Robert Kushner, in the April 1997 Art in America, calls her style “very clean, very Swiss”– the land of Ikea & Helvetica– “it is simplicity itself.” Actually, it’s ideographic, much like Otto Neurath’s isotypes (made with Gerd Arntz, whose site has a generous sample). Critic George Pendle calls them “a Bauhaus of language– functional, formulaic, and, most importantly, for the proletariat.” The eye understands without the brain, almost.
But Lavater’s Pictograms are for the intellectual, sitting a spell in the country. Like her when she began them living by the woods in Gockhausen, a suburb of Zurich. She produced sixty over the years, returning to them “whenever I wanted to get a clear picture of something,/a reconsideration/a perception/a news item/a conversation/an experience/in this way received their formations.”

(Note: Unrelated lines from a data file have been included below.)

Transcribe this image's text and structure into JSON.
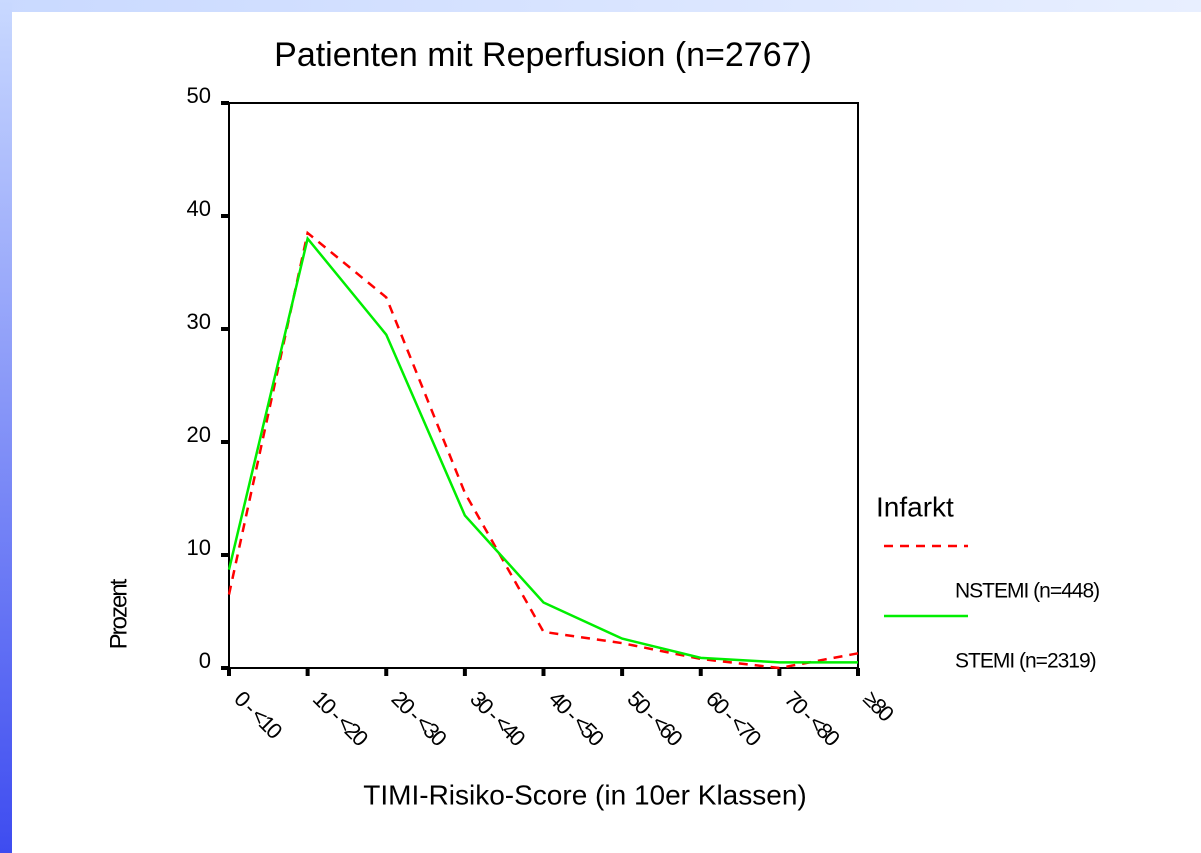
{
  "chart_data": {
    "type": "line",
    "title": "Patienten mit Reperfusion (n=2767)",
    "x_label": "TIMI-Risiko-Score (in 10er Klassen)",
    "y_label": "Prozent",
    "legend_title": "Infarkt",
    "categories": [
      "0 - <10",
      "10 - <20",
      "20 - <30",
      "30 - <40",
      "40 - <50",
      "50 - <60",
      "60 - <70",
      "70 - <80",
      "≥80"
    ],
    "series": [
      {
        "name": "NSTEMI (n=448)",
        "color": "#ff0000",
        "dash": true,
        "values": [
          6.5,
          38.5,
          32.8,
          15.5,
          3.2,
          2.2,
          0.8,
          0,
          1.3
        ]
      },
      {
        "name": "STEMI (n=2319)",
        "color": "#00ee00",
        "dash": false,
        "values": [
          8.7,
          38,
          29.5,
          13.5,
          5.8,
          2.6,
          0.9,
          0.5,
          0.5
        ]
      }
    ],
    "ylim": [
      0,
      50
    ],
    "yticks": [
      0,
      10,
      20,
      30,
      40,
      50
    ]
  }
}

At first they seems slight. “Souls” draws two large circles at each side of the page. One’s vertical hatching, the other horizontal. Through six numbered steps, each “panel” the width of the page, they send out their core, mix and combine. The pages read fast but welcome thought, with a wry wit. Another, “The Artists’ Café,” illustrates how a cafe goes from lively to dead, from artist’s cheap haunt to a museum not even the tourists attend. The punchlines, that is, the “aha!” at the end, is often mordant. Fitting, as they seem to show human existence in a petri dish.
A few words of German and French explain some nuances, but mostly it’s about the visual codes. Several have legends, like a map. And it’s about her vibrant line, crisp but open to manic scribbling. Drawing so simply’s almost impossibly hard, but she did make a living doing logos for companies like UBS.
The B&W book’s out from Nieves, all published in 2008 for the first time; FAMILY Los Angeles has copies, or at least they did. That’s “The Weed” from the cover, and her version of Snow White from another book, nicked from Galerie Brigitte Weiss.